Il n'existe pas d'assurance professionnelle universellement « meilleure » : le contrat adapté dépend de l'activité exercée, du statut juridique et des risques réels. Un consultant en informatique n'a pas les mêmes besoins qu'un artisan du bâtiment. La priorité est de faire correspondre les garanties souscrites à son exposition aux tiers et à ses actifs professionnels, plutôt que de chercher un classement général.
Quel est le prix moyen d'une assurance professionnelle ?
Le tarif d'une assurance professionnelle varie fortement selon le métier et les garanties choisies.
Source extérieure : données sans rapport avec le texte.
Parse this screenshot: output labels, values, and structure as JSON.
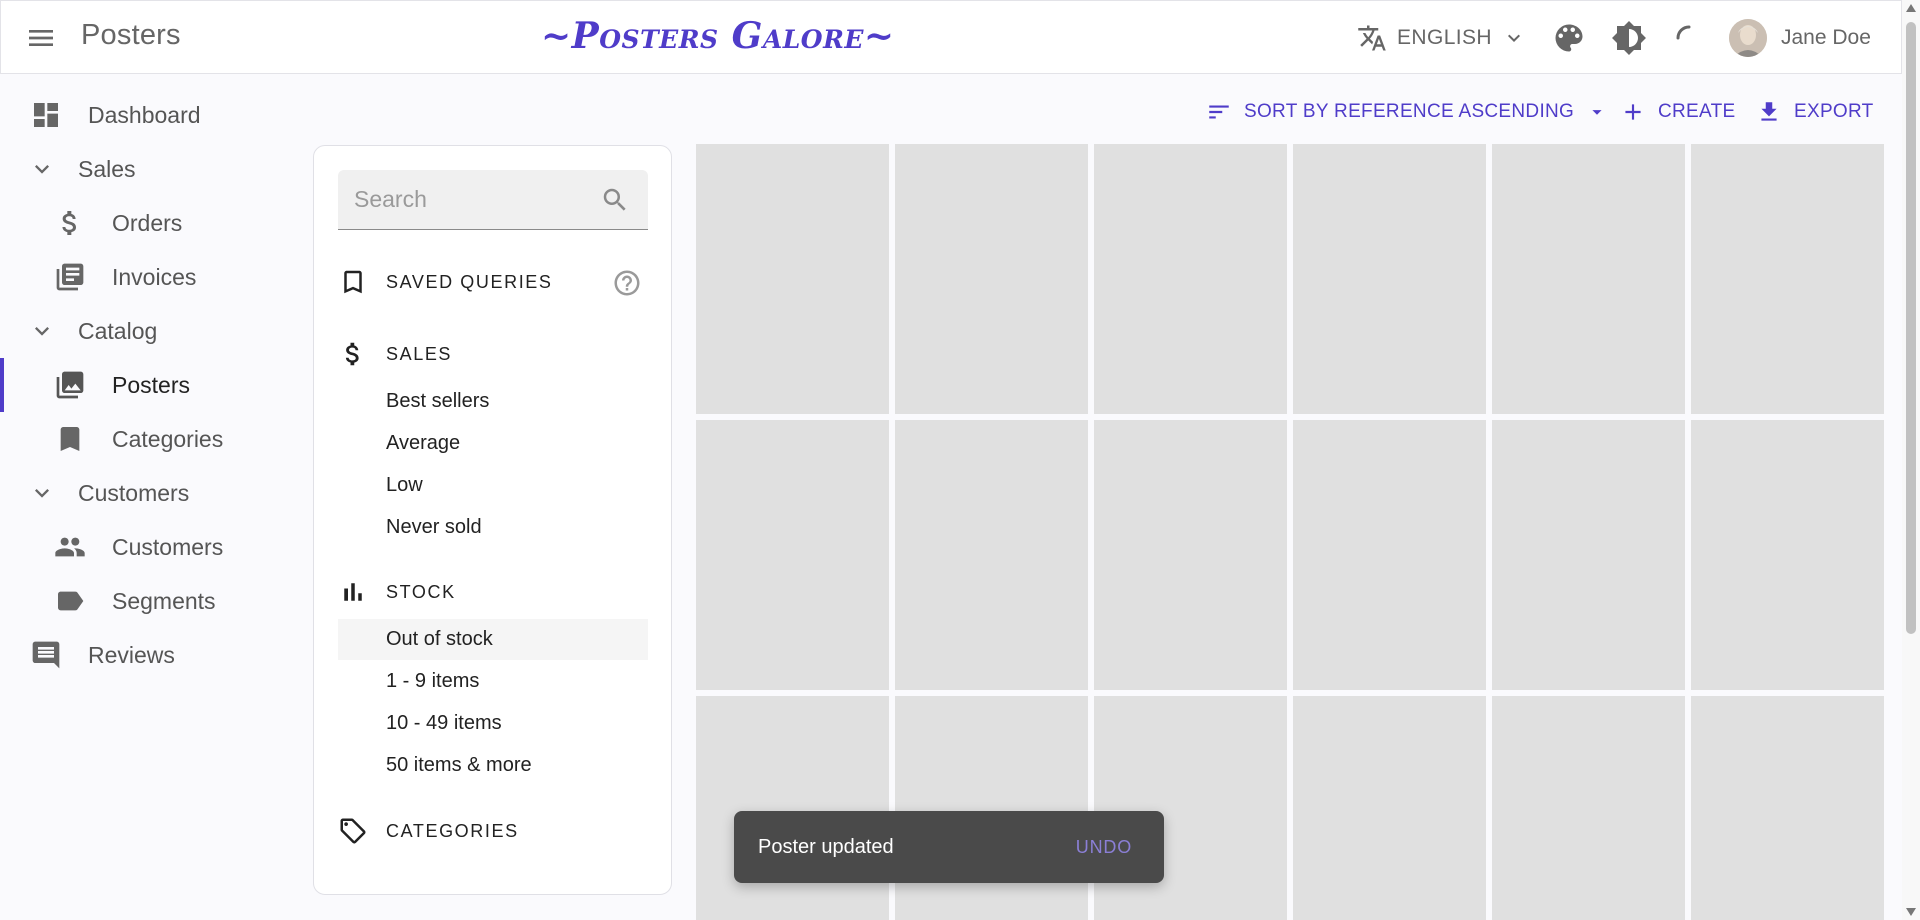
{
  "header": {
    "title": "Posters",
    "brand": "~Posters Galore~",
    "language": "ENGLISH",
    "user_name": "Jane Doe"
  },
  "sidebar": {
    "items": [
      {
        "label": "Dashboard",
        "icon": "dashboard-icon"
      },
      {
        "label": "Sales",
        "icon": "chevron-down-icon"
      },
      {
        "label": "Orders",
        "icon": "dollar-icon"
      },
      {
        "label": "Invoices",
        "icon": "invoices-icon"
      },
      {
        "label": "Catalog",
        "icon": "chevron-down-icon"
      },
      {
        "label": "Posters",
        "icon": "posters-icon",
        "active": true
      },
      {
        "label": "Categories",
        "icon": "bookmark-icon"
      },
      {
        "label": "Customers",
        "icon": "chevron-down-icon"
      },
      {
        "label": "Customers",
        "icon": "people-icon"
      },
      {
        "label": "Segments",
        "icon": "label-icon"
      },
      {
        "label": "Reviews",
        "icon": "comment-icon"
      }
    ]
  },
  "toolbar": {
    "sort_label": "SORT BY REFERENCE ASCENDING",
    "create_label": "CREATE",
    "export_label": "EXPORT"
  },
  "filters": {
    "search_placeholder": "Search",
    "saved_queries": "SAVED QUERIES",
    "sales": {
      "title": "SALES",
      "items": [
        "Best sellers",
        "Average",
        "Low",
        "Never sold"
      ]
    },
    "stock": {
      "title": "STOCK",
      "items": [
        "Out of stock",
        "1 - 9 items",
        "10 - 49 items",
        "50 items & more"
      ],
      "selected": "Out of stock"
    },
    "categories": "CATEGORIES"
  },
  "snackbar": {
    "message": "Poster updated",
    "action": "UNDO"
  },
  "colors": {
    "primary": "#4f3cc9",
    "tile_placeholder": "#e0e0e0",
    "snackbar_bg": "#4a4a4a"
  }
}
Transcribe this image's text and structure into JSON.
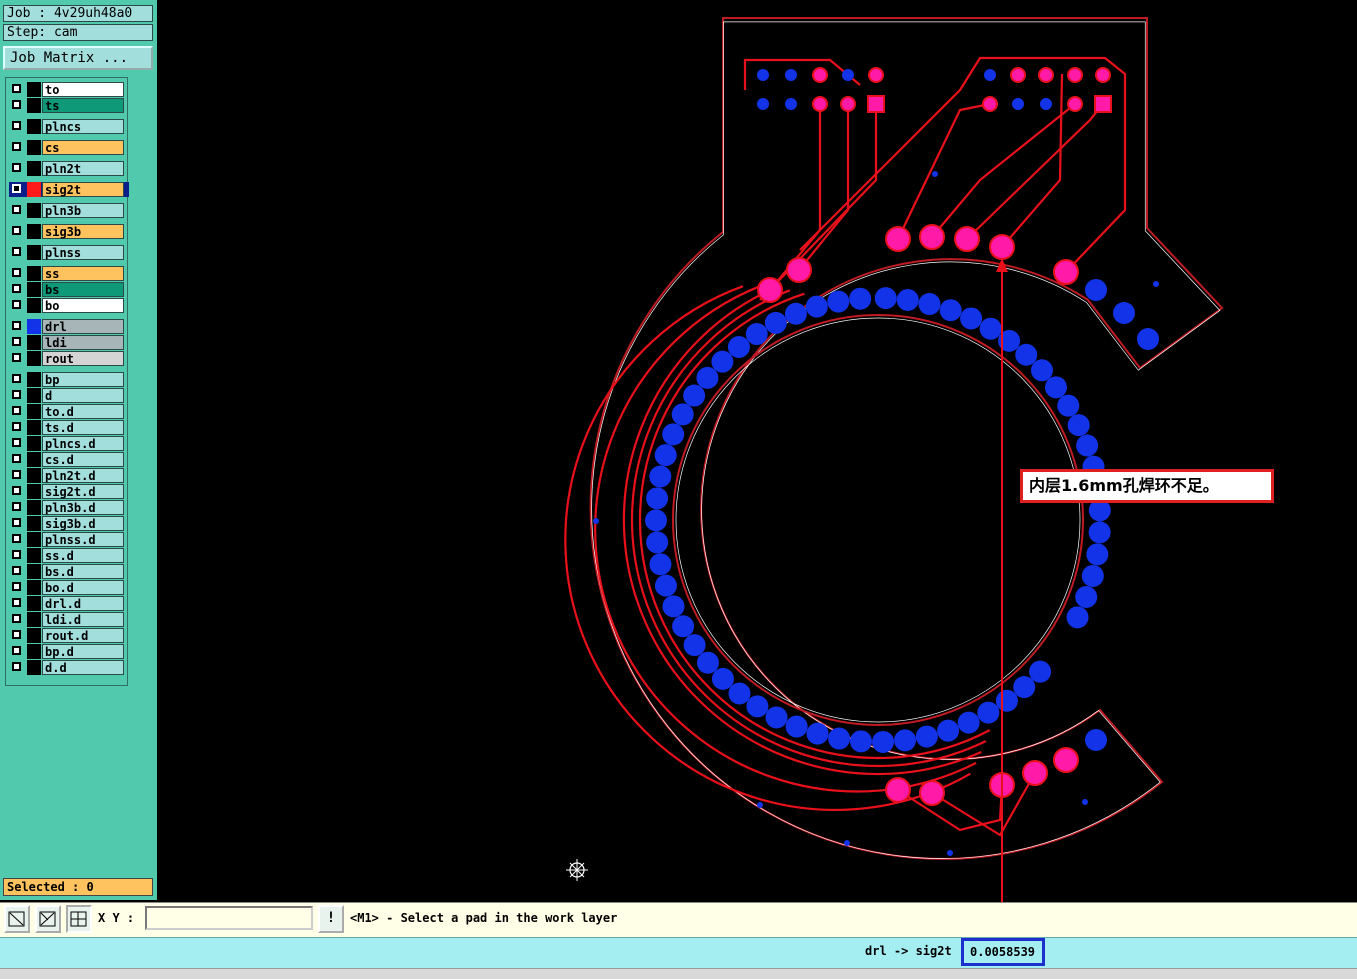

Une RC Pro pour un consultant ou prestataire de services sans local peut débuter autour de quelques dizaines d'euros par mois. Pour un artisan du bâtiment cumulant RC Pro et garantie décennale, le budget annuel est sensiblement plus élevé. La multirisque professionnelle avec garantie incendie et perte d'exploitation représente un coût supplémentaire à intégrer.
Quels sont les 3 types d'assurances ?
Les trois grandes catégories d'assurances professionnelles sont : la responsabilité civile professionnelle (RC Pro), qui couvre les dommages causés aux tiers dans le cadre de l'activité ; la multirisque professionnelle (MRP), qui protège les locaux, le matériel et les stocks ; et la garantie décennale, obligatoire pour les métiers du bâtiment. La prévoyance et la complémentaire santé forment une quatrième famille, centrée sur la protection de la personne.
Quelles sont les 10 meilleures assurances ?
Aucun classement unique des « 10 meilleures assurances » n'a de valeur objective pour toutes les TPE. Les besoins varient radicalement d'une profession à l'autre. Pour comparer efficacement, il est préférable d'utiliser un comparateur en ligne qui filtre les offres selon l'activité déclarée, le chiffre d'affaires et les garanties recherchées, plutôt que de se fier à un palmarès généraliste.